Did I mention that I voted in the Ontario elections? (For the NDP candidate, actually; I was confident that the Liberal incumbent would be reelected, and the NDP candidate seemed pleasant enough. Alas, no patronage or promises thereof to secure my vote; part of the problems of living in a politically primitive society, I suppose.) I was passing by the elections kiosks in the main building on my way to check my snail-mail mailbox when I was accosted. I explained that I got here only on the 30th of August, but that didn't seem to matter; I was quickly signed up, and I cast my vote. That was pleasant--at last I've gotten the chance to vote in an election which can determine the fate of the country!

Friday was initially uneventful. I met with a new friend for coffee, talking about music and passing over some mp3s (unattainable Eurythmics and Garbage B-sides, for the main, I hasten to add), in the morning; I then went shopping, picking up some new button-up shirts at the S&R department store downtown at more than decent prices and then buying some beer and wine from the LCBO. I caught up on work, then a party (a birthday party for two people, a theme party organized around dirty construction workers and naughty school girls). Today, a chili party, then reading and more work.

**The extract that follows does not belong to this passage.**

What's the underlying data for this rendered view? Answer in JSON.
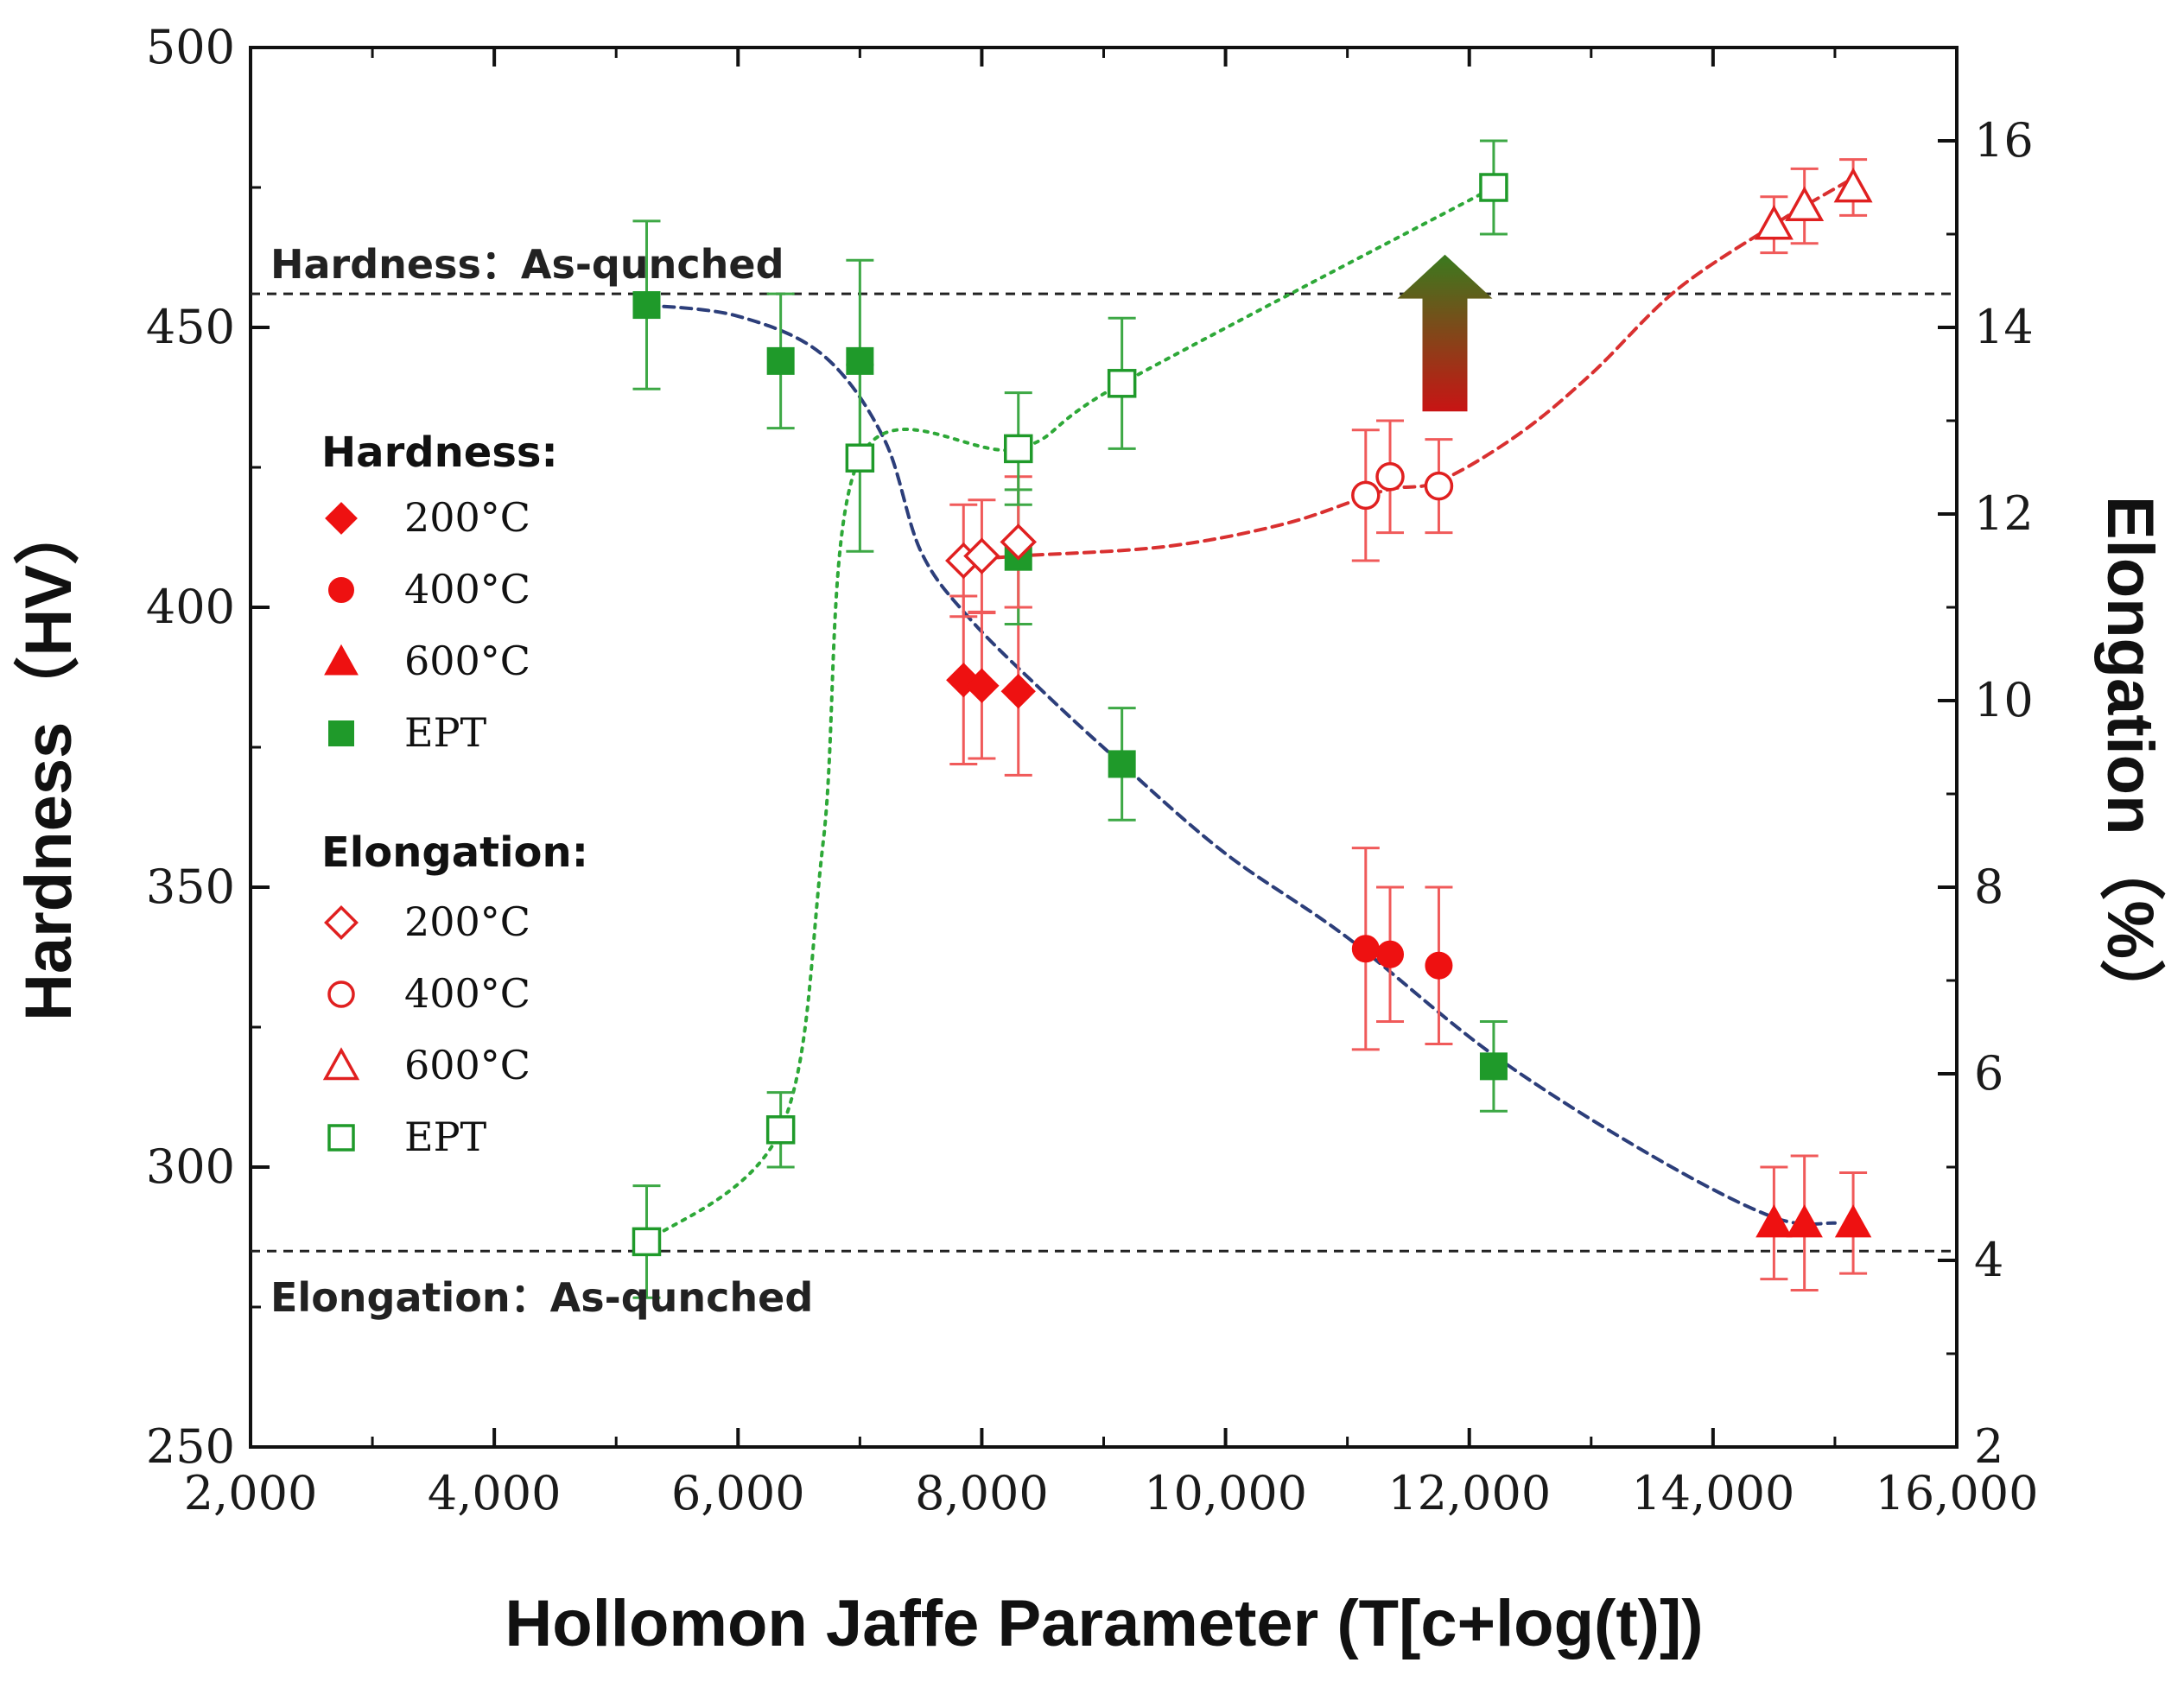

One thing I'm very pleased to find out, living here in Kingston as a graduate student, is how easy things have been. I need to stretch somewhat, and I will--when I begin dating, when I become a TA grading papers, when I engage in presentations. I have the confidence, though, that I can stretch to do all those things and more. (I've found out, for instance, that one of the two other people TAing Contemporary Literature has been reassigned, meaning I'll have to check the full workload of 46 papers, not 31 as was initially planned. That I'm not horrified could be placed either to my sanguinity or to my ignorance.)

Regardless, it's a very nice feeling. It's perhaps the first time I can remember feeling this way as an adult. This bodes well, I hope.